How can I protect myself?

There is no vaccine to protect you against hepatitis C. But you can can protect yourself and others by:

  • Not sharing drug needles with anyone.
  • Wearing gloves if you have to touch anyone's blood.
  • Not using an infected person's toothbrush, razor, or anything else that could have blood on it.
  • Making sure, if you get a tattoo or body piercing, that it is done with clean tools.
  • Using a condom if you have more than one sex partner.
  • If you have hepatitis C, not giving your blood or plasma. The person who receives it could become infected with the virus.


If you are pregnant and have hepatitis C, what is the risk of spreading HCV to your baby?

About 5 out of every 100 infants born to HCV infected women become infected. This occurs at the time of birth, and there is no treatment that can prevent this from happening.

Most infants infected with HCV at the time of birth have no symptoms and do well during childhood. More studies are needed to find out if these children will have problems from the infection as they grow older.

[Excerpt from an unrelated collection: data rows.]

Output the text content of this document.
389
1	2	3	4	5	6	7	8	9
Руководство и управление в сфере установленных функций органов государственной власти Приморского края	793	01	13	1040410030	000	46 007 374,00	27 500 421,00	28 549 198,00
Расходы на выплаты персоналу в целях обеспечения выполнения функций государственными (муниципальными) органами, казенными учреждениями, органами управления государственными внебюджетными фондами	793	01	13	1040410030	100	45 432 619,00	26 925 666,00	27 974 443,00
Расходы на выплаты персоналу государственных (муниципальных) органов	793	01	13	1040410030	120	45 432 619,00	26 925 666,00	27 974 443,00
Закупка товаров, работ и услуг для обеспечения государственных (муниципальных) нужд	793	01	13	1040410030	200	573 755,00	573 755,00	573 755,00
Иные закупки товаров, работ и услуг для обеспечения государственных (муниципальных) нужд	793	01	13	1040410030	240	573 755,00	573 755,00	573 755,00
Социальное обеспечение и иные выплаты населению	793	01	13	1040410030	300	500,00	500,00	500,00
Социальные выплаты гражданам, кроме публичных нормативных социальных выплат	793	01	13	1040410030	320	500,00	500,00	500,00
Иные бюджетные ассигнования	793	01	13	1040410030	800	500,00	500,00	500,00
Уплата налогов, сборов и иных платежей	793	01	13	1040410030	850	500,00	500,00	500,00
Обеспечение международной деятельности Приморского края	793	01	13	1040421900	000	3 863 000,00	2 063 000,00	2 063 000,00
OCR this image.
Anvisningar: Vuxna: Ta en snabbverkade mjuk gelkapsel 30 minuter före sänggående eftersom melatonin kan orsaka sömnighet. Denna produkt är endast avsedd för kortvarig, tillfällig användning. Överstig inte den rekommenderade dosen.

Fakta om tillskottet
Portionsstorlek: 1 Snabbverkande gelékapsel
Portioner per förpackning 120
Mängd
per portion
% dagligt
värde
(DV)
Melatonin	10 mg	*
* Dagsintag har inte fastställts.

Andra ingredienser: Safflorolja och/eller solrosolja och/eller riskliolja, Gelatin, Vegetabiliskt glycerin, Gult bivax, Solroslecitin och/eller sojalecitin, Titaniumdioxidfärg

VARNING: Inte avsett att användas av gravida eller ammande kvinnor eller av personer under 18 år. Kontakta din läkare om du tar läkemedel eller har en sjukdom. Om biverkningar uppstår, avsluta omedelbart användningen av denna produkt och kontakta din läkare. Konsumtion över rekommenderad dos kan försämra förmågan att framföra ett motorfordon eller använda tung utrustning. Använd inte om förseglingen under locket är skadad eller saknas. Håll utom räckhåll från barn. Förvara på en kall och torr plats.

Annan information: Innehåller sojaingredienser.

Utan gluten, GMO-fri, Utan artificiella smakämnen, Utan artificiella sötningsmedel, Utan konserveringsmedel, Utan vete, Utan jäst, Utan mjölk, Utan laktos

There are no licensed treatments or guidelines for the treatment of infants or children infected with HCV. Children with elevated ALT (liver enzyme) levels should be referred for evaluation to a specialist familiar with the management of children with HCV-related disease.


Should a woman with hepatitis C be advised against breast-feeding?

No. There is no evidence that breast-feeding spreads HCV. HCV-positive mothers should consider abstaining from breast-feeding if their nipples are cracked or bleeding.


When should babies born to mothers with hepatitis C be tested to see if they were infected at birth?

Children should not be tested for anti-HCV before 12 months of age as anti-HCV from the mother may last until this age. If testing is desired prior to 12 months of age, PCR could be performed at or after an infant's first well-child visit at age 1-2 months.